Augmented Reality Supports Space Advances

NASA’s Jet Propulsion Laboratory is using a 3D visualization tool to design innovative space probes, including the Mars 2020 Perseverance Rover and its Ingenuity helicopter. The same tool can help researchers plan work in space’s complex environment.

The mixed reality, computer aided design (CAD) 3D visualization tool is known as ProtoSpace. It has been crucial to the lab’s collaborative development of spacecraft, says the technical lead for ProtoSpace, Benjamin Nuernberger.

 

Nuernberger, a mixed reality researcher and developer who guides the Jet Propulsion Laboratory’s (JPL’s) related software architecture design and implementation, explains that ProtoSpace allows scientists to see 3D CAD models of the spacecraft through augmented reality. To use ProtoSpace, researchers employ the Microsoft HoloLens, a commercial off-the-shelf mixed reality head-mounted display device combined with the JPL’s augmented reality application to superimpose a 3D digital image into the real world—as opposed to a virtual reality environment that creates an entire digital world.

 

“ProtoSpace has been used for various stages of the mission life cycle, all the way from the stage where you have an initial CAD design and you want to communicate that design to other people, to the early design stage and trying to figure out the design decisions, then to find the optimal design and to validate those designs, and for planning and troubleshooting,” Nuernberger notes.

 

“It’s really great because all the different scientists and engineers can collaborate and see this spacecraft spatially, stereoscopically, floating in a conference room, or maybe overlaid onto the actual hardware in a clean room. It allows them to talk about it as if it was physically there.”

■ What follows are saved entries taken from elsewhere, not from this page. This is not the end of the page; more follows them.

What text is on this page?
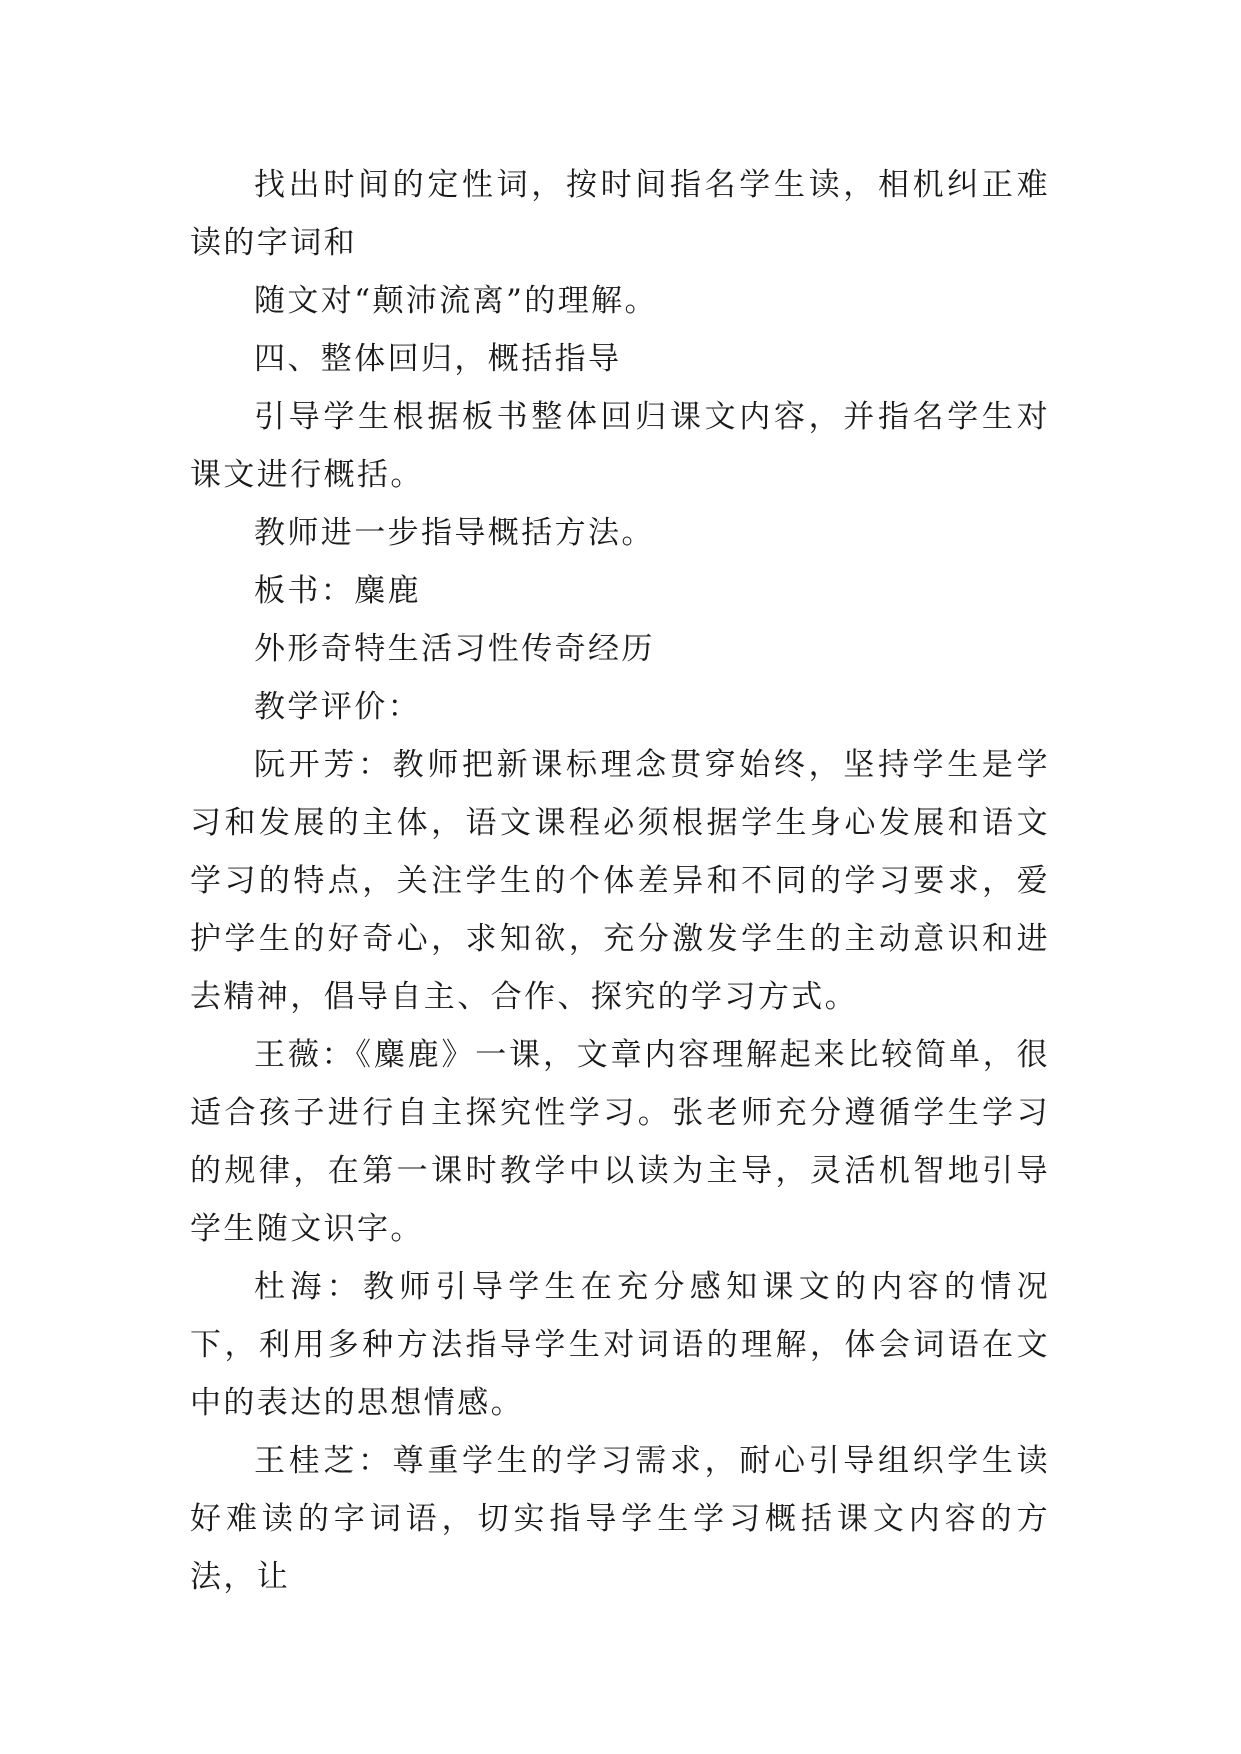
找出时间的定性词，按时间指名学生读，相机纠正难读的字词和

随文对“颠沛流离”的理解。

四、整体回归，概括指导

引导学生根据板书整体回归课文内容，并指名学生对课文进行概括。

教师进一步指导概括方法。

板书：麋鹿

外形奇特生活习性传奇经历

教学评价：

阮开芳：教师把新课标理念贯穿始终，坚持学生是学习和发展的主体，语文课程必须根据学生身心发展和语文学习的特点，关注学生的个体差异和不同的学习要求，爱护学生的好奇心，求知欲，充分激发学生的主动意识和进去精神，倡导自主、合作、探究的学习方式。

王薇：《麋鹿》一课，文章内容理解起来比较简单，很适合孩子进行自主探究性学习。张老师充分遵循学生学习的规律，在第一课时教学中以读为主导，灵活机智地引导学生随文识字。

杜海：教师引导学生在充分感知课文的内容的情况下，利用多种方法指导学生对词语的理解，体会词语在文中的表达的思想情感。

王桂芝：尊重学生的学习需求，耐心引导组织学生读好难读的字词语，切实指导学生学习概括课文内容的方法，让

In February, NASA deployed Perseverance to Mars for two Earth years to search for signs of ancient life, collect rock and soil samples, demonstrate technology and advance the possibility of human exploration on the planet. In April and May, NASA conducted several successful demonstration flights of Ingenuity, first verifying that powered, controlled flight was even possible on the Red Planet, and later testing how aerial reconnaissance and other tasks could aid in the exploration of Mars.